El jueves, sobre las cinco de la tarde, la pareja se dejó
caer por la plaza con la intención de reencontrarse, cómo habían acordado vía
telefónica un par de días antes, con Mª Manuela, en una de las terrazas:
—A las güenas
tardes —dijo al tiempo que se acomodaba en una de las butacas de aluminio, la
Chaparrita.
—Hola Manoli, ¿qué hay
de eso que hablamos? —inquirió Teresa.
La recién llegada
hizo el ademán de calma con ambas manos.
—Tranqui, tía. No t'apures…, que de momento pués contá con
más gente.
—Manoli, ¿t'apetece
tomá algo, mi niña? —consultó Antonio.
—Sí, pídeme una
servesita, bien fría…, que me vendrá mu bien…
Osú, la caló que hase hoy, por Dioh.
Teresa se acercó a
esta mirándole a los ojos.
—¿Y quiénes son?
—curioseó.
—Tú, fíate de mí y
estate tranquila… Ya sabes que yo no me ajunto con cuarquiera —alardeó la Chaparrita.
—Sí, eso ya lo
sé, ¿pero cuántas? —insistió.
Antonio alzó la
mano derecha y chasqueteo los dedos corazón y pulgar.
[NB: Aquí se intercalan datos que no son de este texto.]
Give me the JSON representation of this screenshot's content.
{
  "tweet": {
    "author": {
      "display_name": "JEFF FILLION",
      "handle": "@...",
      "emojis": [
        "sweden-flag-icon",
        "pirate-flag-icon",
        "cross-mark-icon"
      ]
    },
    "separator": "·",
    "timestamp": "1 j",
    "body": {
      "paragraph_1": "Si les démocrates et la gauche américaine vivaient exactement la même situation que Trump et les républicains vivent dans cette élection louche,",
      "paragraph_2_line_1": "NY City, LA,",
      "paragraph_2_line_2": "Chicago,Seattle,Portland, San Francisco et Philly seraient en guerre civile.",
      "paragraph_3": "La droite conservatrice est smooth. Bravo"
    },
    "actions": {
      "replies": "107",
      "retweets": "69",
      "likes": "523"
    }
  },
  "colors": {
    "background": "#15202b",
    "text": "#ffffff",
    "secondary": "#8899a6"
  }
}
—¡Eh!, camarero —gritó—, cuando pueda nos trae tres
cervezas.
—¡Bien frías, por
favor! —matizó Teresa.
—Ya t'he dicho que
cormigo semos tres.
Media hora después,
se unieron al grupo, Mª Luz, la China y Mª Isabel, la Legionaria, dos jóvenes preciosas cuya edad rondaba
los veinticinco años, ambas naturales de Plasencia. Estas, al igual que la
Chaparrita habían optado por dejar de ejercer en el club de Pepe por lo mismo—:
«la Marini es la hija de p… más grande que te puedas encontrar por la vida»,
pensamiento que compartían al cien por ciento las tres meretrices.
—¿Qué os parece si
hablamos de las condiciones económicas? —propuso Teresa.
Las tres
asintieron, Antonio prefirió mantenerse al margen por entender que aquellos
menesteres le correspondían a Teresa. Él tenía hablado y asumido que sería el
encargado del transporte, la protección, reponer los botelleros y colaborar en
la limpieza, con la participación
esporádica de su padre.
—Ya sabéis, chicas,
que esto es nuevo también para nosotros y en cuanto a clientela no tenemos ni
idea de cómo nos pueda ir —informó Teresa
—La verdá es que yo
prefiero asegurá dos mil pejetas diarias de sueldo y el resto de lo que m'haga,
copas y reserváos ar cincuenta: po lo menos hasta que vea un poco el
funcionamiento —propuso la Chaparrita.
—Yo tamién pienso
iguá —indicó la China—, más vale pájaro en mano: que irse pa la casa a verlas
vení.
—¿Y tú Isabel?
—consultó Teresa al creer que esta se hallaba totalmente abstraída.
—No, no. A mí me
gusta correr riesgos, ya me conocéis: prefiero el setenta, tanto en copas como
por servicio realizado.
Teresa asintió un par
de veces y prosiguió.
—El traslado y tres
copitas por noche corren por cuenta nuestra, el resto será al cincuenta por
ciento para vosotras dos —dijo señalando a la Chaparrita y a la China— y para
ti al 70%... Nos reuniremos aquí mismo todos los días en torno a las seis de la
tarde. Os advierto que, la que no esté presente a las seis y cuarto se quedará
en tierra y si quiere ir a trabajar se tendrá que buscar la vida por sí misma,
¿os queda todo claro?
Las tres asintieron
con un leve movimiento de cabeza.
—Pues, siendo así,
por mi parte: no tengo ninguna cosa más que decir.
Apuraron las
consumiciones y, después de abonar la cuenta Antonio, se pusieron en pie y,
tras despedirse, se alejaron de la plaza poniendo el rumbo por distintas calles
de la transitada ciudad.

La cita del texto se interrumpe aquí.